The Glossary of Terms



Young People's Bible Dictionary

by Barbara Smith (Philadelphia: Westminster, 1965)

Barnabas. A Jew from Cyprus who became a follower of Jesus Christ in the early church. He traveled with Paul and with Mark. Acts 4:36-37; 9:27; 11:22-30; chs. 14 and 15; 1Cor. 9:6; Gal., ch. 2.

Harper’s Bible Dictionary

edited by Paul J. Achtemier (San Francisco: Harper and Row, 1985)
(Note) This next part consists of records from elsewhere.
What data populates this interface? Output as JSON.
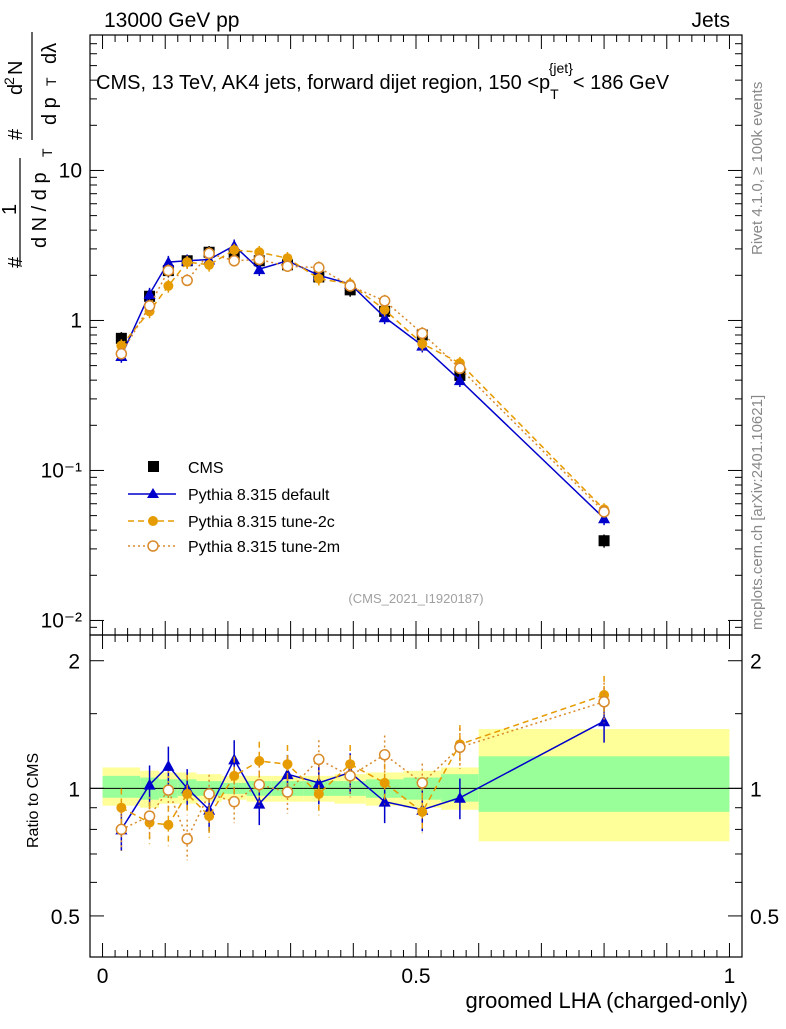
{
  "header": {
    "left": "13000 GeV pp",
    "right": "Jets"
  },
  "side_labels": {
    "rivet": "Rivet 4.1.0, ≥ 100k events",
    "mcplots": "mcplots.cern.ch [arXiv:2401.10621]"
  },
  "colors": {
    "cms": "#000000",
    "default": "#0000cc",
    "tune2c": "#e69b00",
    "tune2m": "#d98a2b",
    "band_inner": "#99ff99",
    "band_outer": "#ffff99"
  },
  "chart_data": [
    {
      "type": "scatter",
      "title": "CMS, 13 TeV, AK4 jets, forward dijet region, 150 <p_T^{jet}< 186 GeV",
      "ylabel": "1/(dN/dp_T) d²N/(dp_T dλ)",
      "yscale": "log",
      "ylim": [
        0.008,
        80
      ],
      "xlim": [
        -0.02,
        1.02
      ],
      "ytick_labels": [
        "10⁻²",
        "10⁻¹",
        "1",
        "10"
      ],
      "watermark": "(CMS_2021_I1920187)",
      "legend_position": "center-left",
      "x": [
        0.03,
        0.075,
        0.105,
        0.135,
        0.17,
        0.21,
        0.25,
        0.295,
        0.345,
        0.395,
        0.45,
        0.51,
        0.57,
        0.8
      ],
      "series": [
        {
          "name": "CMS",
          "marker": "square",
          "values": [
            0.76,
            1.45,
            2.15,
            2.5,
            2.85,
            2.75,
            2.5,
            2.35,
            1.95,
            1.6,
            1.15,
            0.8,
            0.43,
            0.034
          ]
        },
        {
          "name": "Pythia 8.315 default",
          "marker": "triangle",
          "values": [
            0.58,
            1.5,
            2.45,
            2.5,
            2.55,
            3.15,
            2.2,
            2.5,
            2.0,
            1.75,
            1.05,
            0.68,
            0.4,
            0.048
          ]
        },
        {
          "name": "Pythia 8.315 tune-2c",
          "marker": "circle",
          "values": [
            0.68,
            1.15,
            1.7,
            2.45,
            2.35,
            2.95,
            2.85,
            2.6,
            1.9,
            1.75,
            1.18,
            0.7,
            0.52,
            0.055
          ]
        },
        {
          "name": "Pythia 8.315 tune-2m",
          "marker": "open-circle",
          "values": [
            0.6,
            1.25,
            2.15,
            1.85,
            2.8,
            2.5,
            2.55,
            2.3,
            2.25,
            1.7,
            1.35,
            0.82,
            0.48,
            0.053
          ]
        }
      ]
    },
    {
      "type": "scatter",
      "ylabel": "Ratio to CMS",
      "xlabel": "groomed LHA (charged-only)",
      "ylim": [
        0.4,
        2.3
      ],
      "xlim": [
        -0.02,
        1.02
      ],
      "ytick_labels": [
        "0.5",
        "1",
        "2"
      ],
      "xtick_labels": [
        "0",
        "0.5",
        "1"
      ],
      "bin_edges": [
        0.0,
        0.06,
        0.09,
        0.12,
        0.15,
        0.19,
        0.23,
        0.27,
        0.32,
        0.37,
        0.42,
        0.48,
        0.54,
        0.6,
        1.0
      ],
      "band_inner": [
        [
          0.95,
          1.07
        ],
        [
          0.94,
          1.06
        ],
        [
          0.95,
          1.05
        ],
        [
          0.96,
          1.05
        ],
        [
          0.96,
          1.04
        ],
        [
          0.97,
          1.03
        ],
        [
          0.96,
          1.04
        ],
        [
          0.96,
          1.04
        ],
        [
          0.96,
          1.04
        ],
        [
          0.96,
          1.04
        ],
        [
          0.95,
          1.05
        ],
        [
          0.94,
          1.06
        ],
        [
          0.93,
          1.08
        ],
        [
          0.88,
          1.19
        ]
      ],
      "band_outer": [
        [
          0.91,
          1.12
        ],
        [
          0.9,
          1.1
        ],
        [
          0.92,
          1.09
        ],
        [
          0.92,
          1.09
        ],
        [
          0.93,
          1.08
        ],
        [
          0.94,
          1.07
        ],
        [
          0.93,
          1.07
        ],
        [
          0.93,
          1.07
        ],
        [
          0.93,
          1.07
        ],
        [
          0.92,
          1.08
        ],
        [
          0.91,
          1.09
        ],
        [
          0.9,
          1.1
        ],
        [
          0.89,
          1.12
        ],
        [
          0.75,
          1.38
        ]
      ],
      "x": [
        0.03,
        0.075,
        0.105,
        0.135,
        0.17,
        0.21,
        0.25,
        0.295,
        0.345,
        0.395,
        0.45,
        0.51,
        0.57,
        0.8
      ],
      "series": [
        {
          "name": "Pythia 8.315 default",
          "values": [
            0.8,
            1.02,
            1.13,
            1.0,
            0.89,
            1.17,
            0.92,
            1.08,
            1.03,
            1.09,
            0.93,
            0.89,
            0.95,
            1.44
          ]
        },
        {
          "name": "Pythia 8.315 tune-2c",
          "values": [
            0.9,
            0.83,
            0.82,
            0.97,
            0.86,
            1.07,
            1.16,
            1.14,
            0.97,
            1.14,
            1.03,
            0.88,
            1.27,
            1.66
          ]
        },
        {
          "name": "Pythia 8.315 tune-2m",
          "values": [
            0.8,
            0.86,
            0.99,
            0.76,
            0.97,
            0.93,
            1.02,
            0.98,
            1.17,
            1.07,
            1.2,
            1.03,
            1.25,
            1.6
          ]
        }
      ]
    }
  ]
}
Barnabas, according to Acts 4:36-37 a Levite from Cyprus whose cognomen was Joseph and who became a member of the early Christian community in Jerusalem and was surnamed ‘Barnabas’ (Heb., ‘Son of encouragement’) by the apostles. A Diaspora Jew (i.e., one born in a country outside Palestine) who may have come to Jerusalem because of his priestly connections, Barnabas was a cousin of John Mark (Col. 4:10) and soon became a leader in the church. According to Acts, he introduced Saul (Paul), a fellow Greek-speaking Jewish believer in Jesus, to the apostles in Jerusalem (Acts 9:27); this suggests that Acts knew Barnabas to be well versed in the activities of the Christian movement in Syria, where Saul had become a Christian.
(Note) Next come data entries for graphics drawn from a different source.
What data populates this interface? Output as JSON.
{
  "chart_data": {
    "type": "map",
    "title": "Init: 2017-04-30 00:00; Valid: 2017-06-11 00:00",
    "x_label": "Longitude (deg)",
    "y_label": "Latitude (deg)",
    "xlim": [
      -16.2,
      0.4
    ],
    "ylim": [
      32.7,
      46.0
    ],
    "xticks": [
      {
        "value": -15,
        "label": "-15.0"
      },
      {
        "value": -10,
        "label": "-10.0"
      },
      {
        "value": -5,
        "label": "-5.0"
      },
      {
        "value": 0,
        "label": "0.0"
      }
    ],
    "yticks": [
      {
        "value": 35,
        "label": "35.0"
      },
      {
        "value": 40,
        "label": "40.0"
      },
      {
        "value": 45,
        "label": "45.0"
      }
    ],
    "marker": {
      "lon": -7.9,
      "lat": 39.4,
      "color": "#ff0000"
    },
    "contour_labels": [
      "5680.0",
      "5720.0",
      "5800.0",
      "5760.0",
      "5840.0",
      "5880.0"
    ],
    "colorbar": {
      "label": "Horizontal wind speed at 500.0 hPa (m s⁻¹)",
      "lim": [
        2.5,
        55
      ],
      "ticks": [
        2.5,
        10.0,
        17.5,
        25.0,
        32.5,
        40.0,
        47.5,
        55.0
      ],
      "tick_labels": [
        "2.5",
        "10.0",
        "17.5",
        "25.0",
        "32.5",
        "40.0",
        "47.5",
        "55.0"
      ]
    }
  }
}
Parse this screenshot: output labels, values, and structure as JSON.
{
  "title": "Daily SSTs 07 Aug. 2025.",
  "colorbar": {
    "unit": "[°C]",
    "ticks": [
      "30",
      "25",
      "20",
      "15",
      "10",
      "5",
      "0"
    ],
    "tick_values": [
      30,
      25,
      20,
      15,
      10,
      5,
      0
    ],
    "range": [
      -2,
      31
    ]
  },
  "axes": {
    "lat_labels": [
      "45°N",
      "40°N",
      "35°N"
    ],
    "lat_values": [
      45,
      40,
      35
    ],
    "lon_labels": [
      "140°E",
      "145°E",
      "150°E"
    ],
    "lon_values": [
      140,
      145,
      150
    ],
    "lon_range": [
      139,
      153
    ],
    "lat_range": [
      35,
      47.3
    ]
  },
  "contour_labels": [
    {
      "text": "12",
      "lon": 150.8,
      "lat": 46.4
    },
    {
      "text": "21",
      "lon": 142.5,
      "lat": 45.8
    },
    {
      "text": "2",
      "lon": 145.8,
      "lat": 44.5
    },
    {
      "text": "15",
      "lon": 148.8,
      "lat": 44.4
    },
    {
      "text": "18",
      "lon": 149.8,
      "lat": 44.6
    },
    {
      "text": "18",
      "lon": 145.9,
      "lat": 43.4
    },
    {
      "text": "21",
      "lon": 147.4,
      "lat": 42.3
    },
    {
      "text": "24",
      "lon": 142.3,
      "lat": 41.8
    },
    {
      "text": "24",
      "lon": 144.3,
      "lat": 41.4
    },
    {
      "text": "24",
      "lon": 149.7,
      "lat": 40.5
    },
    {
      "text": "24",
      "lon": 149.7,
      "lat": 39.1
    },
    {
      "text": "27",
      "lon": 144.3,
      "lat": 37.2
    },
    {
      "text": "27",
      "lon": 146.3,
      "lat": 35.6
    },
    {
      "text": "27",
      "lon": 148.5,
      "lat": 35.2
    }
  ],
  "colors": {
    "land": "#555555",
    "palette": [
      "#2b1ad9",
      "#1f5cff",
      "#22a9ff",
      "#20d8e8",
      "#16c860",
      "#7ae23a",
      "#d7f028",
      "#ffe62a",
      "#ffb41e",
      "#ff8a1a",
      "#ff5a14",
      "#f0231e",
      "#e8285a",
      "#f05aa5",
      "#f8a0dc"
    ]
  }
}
After the persecution of the Hellenists (Jewish Christians whose native language was Greek) in Jerusalem, Barnabas appeared in Antioch-on-the-Orontes as a representative of the Jerusalem church (Acts 11:19-26). There, he affirmed the mission to the Gentiles and worked with Saul as senior partner or supervisor of a Christian mission in Syria-Cilicia. Acts reports that he and Saul took the famine offering from Antioch to Jerusalem (Acts 11:27-30; 12:25). If the reports in Acts are accurate, Barnabas must have had a formative role in the development of Saul’s theological outlook (but see Gal. 1:13-17). Paul does imply that Barnabas was a fellow apostle (1 Cor. 9:3-6; cf. Acts 14:4, 14). Acts also records that both Paul and Barnabas chose to work with their hands as tradesmen, even though their families had financial means (cf. Acts 4:36; 23:16).
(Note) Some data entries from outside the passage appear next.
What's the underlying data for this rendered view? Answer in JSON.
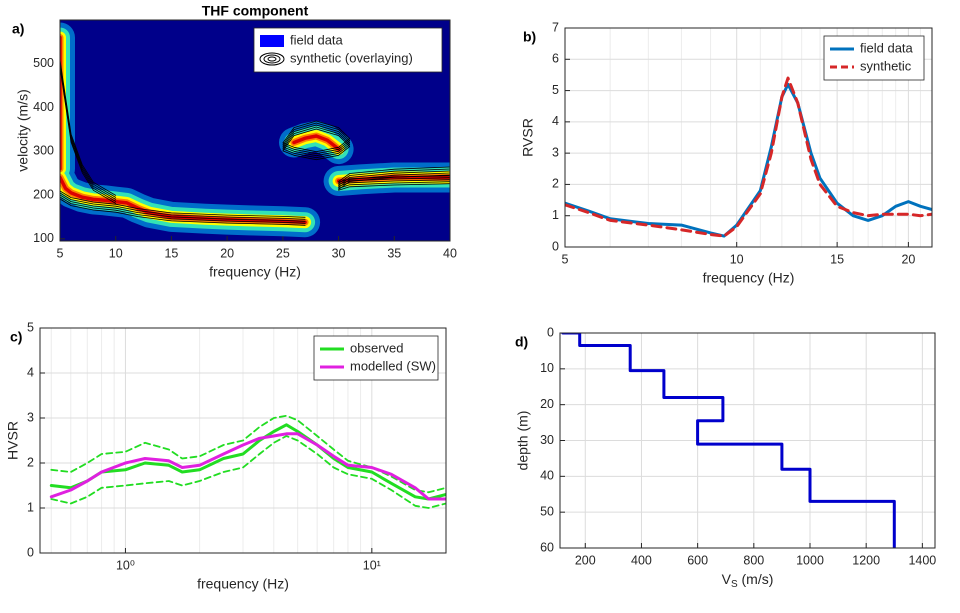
{
  "chart_data": [
    {
      "type": "heatmap",
      "label": "a)",
      "title": "THF component",
      "xlabel": "frequency (Hz)",
      "ylabel": "velocity (m/s)",
      "xlim": [
        5,
        40
      ],
      "xticks": [
        5,
        10,
        15,
        20,
        25,
        30,
        35,
        40
      ],
      "ylim": [
        95,
        600
      ],
      "yticks": [
        100,
        200,
        300,
        400,
        500
      ],
      "grid": false,
      "legend": "upper right",
      "series": [
        {
          "name": "field data",
          "color": "#0000ff",
          "x": [
            5,
            5,
            null,
            5,
            5.5,
            6,
            7,
            8,
            9,
            10,
            11,
            12,
            13,
            15,
            18,
            20,
            22,
            25,
            27,
            null,
            26,
            27,
            28,
            29,
            30,
            null,
            30,
            32,
            35,
            38,
            40
          ],
          "values": [
            560,
            260,
            null,
            240,
            215,
            205,
            195,
            190,
            188,
            185,
            182,
            170,
            160,
            150,
            146,
            144,
            142,
            140,
            138,
            null,
            320,
            330,
            335,
            325,
            305,
            null,
            232,
            236,
            240,
            240,
            240
          ]
        },
        {
          "name": "synthetic (overlaying)",
          "color": "#000000",
          "x": [
            5,
            6,
            7,
            8,
            10,
            null,
            5,
            6,
            8,
            10,
            12,
            15,
            20,
            25,
            27,
            null,
            25,
            26,
            28,
            30,
            31,
            30,
            28,
            26,
            25,
            null,
            30,
            31,
            35,
            40,
            null,
            30,
            31,
            35,
            40
          ],
          "values": [
            500,
            330,
            260,
            220,
            190,
            null,
            200,
            185,
            175,
            170,
            160,
            150,
            145,
            142,
            140,
            null,
            310,
            345,
            360,
            345,
            320,
            300,
            290,
            300,
            310,
            null,
            222,
            240,
            250,
            255,
            null,
            220,
            228,
            232,
            235
          ]
        }
      ]
    },
    {
      "type": "line",
      "label": "b)",
      "xlabel": "frequency (Hz)",
      "ylabel": "RVSR",
      "xscale": "log",
      "xlim": [
        5,
        22
      ],
      "xticks": [
        5,
        10,
        15,
        20
      ],
      "xminorgrid": [
        6,
        7,
        8,
        9,
        11,
        12,
        13,
        14,
        16,
        17,
        18,
        19,
        21
      ],
      "ylim": [
        0,
        7
      ],
      "yticks": [
        0,
        1,
        2,
        3,
        4,
        5,
        6,
        7
      ],
      "grid": true,
      "legend": "upper right",
      "x": [
        5,
        5.5,
        6,
        7,
        8,
        9,
        9.5,
        10,
        11,
        11.5,
        12,
        12.3,
        12.8,
        13.5,
        14,
        15,
        16,
        17,
        18,
        19,
        20,
        21,
        22
      ],
      "series": [
        {
          "name": "field data",
          "color": "#0072bd",
          "dash": false,
          "values": [
            1.4,
            1.15,
            0.9,
            0.75,
            0.7,
            0.45,
            0.35,
            0.7,
            1.8,
            3.2,
            4.8,
            5.2,
            4.6,
            3.0,
            2.2,
            1.4,
            1.0,
            0.85,
            1.0,
            1.3,
            1.45,
            1.3,
            1.2
          ]
        },
        {
          "name": "synthetic",
          "color": "#d62728",
          "dash": true,
          "values": [
            1.35,
            1.1,
            0.85,
            0.7,
            0.55,
            0.4,
            0.35,
            0.65,
            1.7,
            3.0,
            4.8,
            5.4,
            4.6,
            2.8,
            2.0,
            1.3,
            1.1,
            1.0,
            1.05,
            1.05,
            1.05,
            1.0,
            1.05
          ]
        }
      ]
    },
    {
      "type": "line",
      "label": "c)",
      "xlabel": "frequency (Hz)",
      "ylabel": "HVSR",
      "xscale": "log",
      "xlim": [
        0.45,
        20
      ],
      "xticks": [
        {
          "value": 1,
          "label": "10⁰"
        },
        {
          "value": 10,
          "label": "10¹"
        }
      ],
      "xminorgrid": [
        0.5,
        0.6,
        0.7,
        0.8,
        0.9,
        2,
        3,
        4,
        5,
        6,
        7,
        8,
        9,
        20
      ],
      "ylim": [
        0,
        5
      ],
      "yticks": [
        0,
        1,
        2,
        3,
        4,
        5
      ],
      "grid": true,
      "legend": "upper right",
      "x": [
        0.5,
        0.6,
        0.7,
        0.8,
        1.0,
        1.2,
        1.5,
        1.7,
        2,
        2.5,
        3,
        3.5,
        4,
        4.5,
        5,
        6,
        7,
        8,
        10,
        12,
        15,
        17,
        20
      ],
      "series": [
        {
          "name": "observed",
          "color": "#22dd22",
          "dash": false,
          "values": [
            1.5,
            1.45,
            1.6,
            1.8,
            1.85,
            2.0,
            1.95,
            1.8,
            1.85,
            2.1,
            2.2,
            2.5,
            2.7,
            2.85,
            2.7,
            2.4,
            2.1,
            1.9,
            1.8,
            1.55,
            1.25,
            1.2,
            1.3
          ],
          "upper": [
            1.85,
            1.8,
            2.0,
            2.2,
            2.25,
            2.45,
            2.3,
            2.1,
            2.15,
            2.4,
            2.5,
            2.8,
            3.0,
            3.05,
            2.95,
            2.6,
            2.3,
            2.05,
            1.9,
            1.7,
            1.4,
            1.35,
            1.45
          ],
          "lower": [
            1.2,
            1.1,
            1.25,
            1.45,
            1.5,
            1.55,
            1.6,
            1.5,
            1.6,
            1.8,
            1.9,
            2.2,
            2.45,
            2.6,
            2.5,
            2.2,
            1.9,
            1.75,
            1.65,
            1.4,
            1.05,
            1.0,
            1.1
          ]
        },
        {
          "name": "modelled (SW)",
          "color": "#e020e0",
          "dash": false,
          "values": [
            1.25,
            1.4,
            1.6,
            1.8,
            2.0,
            2.1,
            2.05,
            1.9,
            1.95,
            2.2,
            2.4,
            2.55,
            2.6,
            2.65,
            2.65,
            2.4,
            2.15,
            1.95,
            1.9,
            1.75,
            1.45,
            1.2,
            1.2
          ]
        }
      ]
    },
    {
      "type": "step",
      "label": "d)",
      "xlabel": {
        "main": "V",
        "sub": "S",
        "unit": " (m/s)"
      },
      "ylabel": "depth (m)",
      "xlim": [
        110,
        1445
      ],
      "xticks": [
        200,
        400,
        600,
        800,
        1000,
        1200,
        1400
      ],
      "ylim": [
        0,
        60
      ],
      "yticks": [
        0,
        10,
        20,
        30,
        40,
        50,
        60
      ],
      "yreverse": true,
      "grid": true,
      "series": [
        {
          "color": "#0000cc",
          "x": [
            120,
            180,
            180,
            360,
            360,
            480,
            480,
            690,
            690,
            600,
            600,
            900,
            900,
            1000,
            1000,
            1300,
            1300
          ],
          "values": [
            0,
            0,
            3.5,
            3.5,
            10.5,
            10.5,
            18,
            18,
            24.5,
            24.5,
            31,
            31,
            38,
            38,
            47,
            47,
            60
          ]
        }
      ]
    }
  ]
}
According to Acts, Paul and Barnabas worked together on a mission tour to Cyprus and the Iconium region of Asia Minor (Acts 13:1-14:28), appeared together at the Jerusalem conference (Acts 15:1-35), but then disagreed and separated over the question of allowing John Mark to accompany them on a second tour (Acts 15:36-41) after he had cut short his participation in an earlier tour (13:13). Barnabas’ role in the dispute in Antioch over whether circumcised and uncircumcised believers should eat together is obscure (Gal. 2:11-14). According to Acts 15:1-35, Barnabas was a strong defender of not binding circumcision on Gentile converts. Yet he apparently had great respect for Peter and sided with him (and Mark) in the dispute with Paul.

Acts speaks of Barnabas as ‘a good man, full of the Holy Spirit and of faith’ (11:24). Some traditions beyond the canonical writings regard him as the author of the Letter to the Hebrews. Likewise, The Epistle of Barnabas is attributed to him, although it actually comes from the second century.